How to Manage a Case of the Coronavirus
If diabetics contract the coronavirus or show symptoms of the disease, they should follow the current guidelines and consult their healthcare provider. The spread is evolving too quickly to put specific recommendations for diagnoses, COVID-19 tests, quarantines and isolations. Information is readily available, however, from a number of sources:
- The CDC and National Institute of Health have details and recommendations on a national level
- State coronavirus hotlines are being created for statewide information and specific questions
- Local health officials and authorities have the most localized information
- Healthcare providers can diagnose, recommend testing and treat the virus as appropriate
Most importantly, anyone who shows symptoms (which include fever, cough and shortness of breath) should limit contact with others, avoid public places and seek medical attention. A healthcare provider may recommend testing blood sugar more frequently and checking urine for ketones, depending on a patient’s particular situation.
What to Tell an Employer About a Coronavirus Case
Everyone who contracts the coronavirus should limit exposure to others, and part of that includes not leaving the house for work. People who can use sick days certainly should if they need to, and those who don’t have sick days ought to be aware of what other protections they have under the law. Diabetics may be entitled to two main benefits under federal law.

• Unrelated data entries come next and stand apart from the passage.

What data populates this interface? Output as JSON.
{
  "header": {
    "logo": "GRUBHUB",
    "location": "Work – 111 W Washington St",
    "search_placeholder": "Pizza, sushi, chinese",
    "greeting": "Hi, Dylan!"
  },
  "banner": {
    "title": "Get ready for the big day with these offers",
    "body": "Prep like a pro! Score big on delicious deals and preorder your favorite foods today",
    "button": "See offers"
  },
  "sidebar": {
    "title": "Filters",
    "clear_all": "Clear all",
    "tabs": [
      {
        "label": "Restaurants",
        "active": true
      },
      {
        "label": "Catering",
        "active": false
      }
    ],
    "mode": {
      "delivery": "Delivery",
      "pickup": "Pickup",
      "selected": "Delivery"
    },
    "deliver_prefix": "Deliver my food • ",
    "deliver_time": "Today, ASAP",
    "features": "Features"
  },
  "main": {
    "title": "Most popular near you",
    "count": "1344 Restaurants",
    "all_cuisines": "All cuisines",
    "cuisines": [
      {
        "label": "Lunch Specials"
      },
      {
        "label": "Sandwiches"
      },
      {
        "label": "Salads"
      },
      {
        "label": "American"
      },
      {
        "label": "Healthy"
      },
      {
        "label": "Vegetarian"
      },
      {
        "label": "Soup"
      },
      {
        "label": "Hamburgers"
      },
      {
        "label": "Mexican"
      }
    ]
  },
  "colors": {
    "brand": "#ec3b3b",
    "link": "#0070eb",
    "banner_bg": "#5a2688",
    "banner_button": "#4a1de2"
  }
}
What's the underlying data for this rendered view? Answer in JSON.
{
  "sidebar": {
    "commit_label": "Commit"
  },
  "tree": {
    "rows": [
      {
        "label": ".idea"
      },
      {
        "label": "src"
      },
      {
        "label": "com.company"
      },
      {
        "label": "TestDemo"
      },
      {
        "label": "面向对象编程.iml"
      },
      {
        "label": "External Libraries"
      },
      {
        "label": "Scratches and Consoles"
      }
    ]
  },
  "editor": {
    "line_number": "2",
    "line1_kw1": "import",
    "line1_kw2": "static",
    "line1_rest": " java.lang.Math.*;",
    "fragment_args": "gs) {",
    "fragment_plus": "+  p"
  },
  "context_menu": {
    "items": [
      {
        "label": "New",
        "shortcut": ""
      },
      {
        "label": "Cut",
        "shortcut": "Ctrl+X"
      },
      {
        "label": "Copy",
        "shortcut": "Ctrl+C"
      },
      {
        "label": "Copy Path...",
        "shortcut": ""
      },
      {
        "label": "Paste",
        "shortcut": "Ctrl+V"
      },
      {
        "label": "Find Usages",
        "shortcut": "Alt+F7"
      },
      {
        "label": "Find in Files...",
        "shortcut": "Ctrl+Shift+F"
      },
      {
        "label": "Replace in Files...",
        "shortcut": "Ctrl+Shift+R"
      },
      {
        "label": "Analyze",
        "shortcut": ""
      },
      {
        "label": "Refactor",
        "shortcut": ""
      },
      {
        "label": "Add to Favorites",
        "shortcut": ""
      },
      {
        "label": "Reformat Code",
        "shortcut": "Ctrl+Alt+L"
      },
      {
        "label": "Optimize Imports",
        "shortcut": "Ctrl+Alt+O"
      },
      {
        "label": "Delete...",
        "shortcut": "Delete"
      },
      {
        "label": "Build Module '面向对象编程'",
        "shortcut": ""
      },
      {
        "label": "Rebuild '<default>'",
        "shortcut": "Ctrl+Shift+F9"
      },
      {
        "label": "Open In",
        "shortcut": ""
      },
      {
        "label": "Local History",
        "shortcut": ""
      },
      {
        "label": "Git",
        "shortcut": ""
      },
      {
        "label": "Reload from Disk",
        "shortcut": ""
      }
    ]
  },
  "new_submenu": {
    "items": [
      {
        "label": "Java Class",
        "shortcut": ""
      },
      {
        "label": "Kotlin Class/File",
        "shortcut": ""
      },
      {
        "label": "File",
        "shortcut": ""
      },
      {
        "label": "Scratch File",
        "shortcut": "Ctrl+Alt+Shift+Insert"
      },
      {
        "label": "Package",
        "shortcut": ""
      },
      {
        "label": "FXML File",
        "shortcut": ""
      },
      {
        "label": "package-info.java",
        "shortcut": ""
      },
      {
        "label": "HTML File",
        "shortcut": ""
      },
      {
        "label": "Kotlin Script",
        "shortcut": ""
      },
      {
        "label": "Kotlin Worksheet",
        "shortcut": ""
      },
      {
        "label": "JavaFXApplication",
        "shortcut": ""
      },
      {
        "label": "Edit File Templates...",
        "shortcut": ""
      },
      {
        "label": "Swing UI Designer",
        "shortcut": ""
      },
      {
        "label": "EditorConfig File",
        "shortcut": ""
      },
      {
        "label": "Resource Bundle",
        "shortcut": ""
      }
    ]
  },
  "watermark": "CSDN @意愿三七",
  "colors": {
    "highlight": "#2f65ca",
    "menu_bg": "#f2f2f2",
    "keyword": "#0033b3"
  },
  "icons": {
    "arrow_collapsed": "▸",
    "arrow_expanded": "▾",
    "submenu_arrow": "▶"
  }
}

First, diabetics are entitled to “reasonable accommodations” at work so that they can better manage the condition. What constitutes a reasonable accommodation is open to some interpretation, but it may include medical leave or alternative accommodations. These rights don’t disappear during a health crisis or if diabetes becomes more difficult to manage because of an infection.
Second, the Family Medical Leave Act (FMLA) requires applicable employers to let their employees take time off if the employee experiences a serious health condition or needs to care for a family member who does. Under FMLA, the coronavirus qualifies as a “serious health condition” and employees who contract it (or have a family member contract it) must be allowed to take time off if necessary.
FMLA isn’t a perfect protection, as it doesn’t apply to all employers and doesn’t provide paid leave, but it at least eliminates concern over possible consequences at work for taking time off due to the disease.
Diabetics (And Everyone) Should Prepare for the Coronavirus
The coronavirus is a serious threat to everyone and especially people who have type-1 or type-2 diabetes. Panic isn’t an appropriate response, but preparation certainly is. Learn how to reduce your risk of contracting the COVID-19 coronavirus, know how to recognize its symptoms and make the appropriate diabetic preparations. With preparation, comes peace even as the outbreak progresses.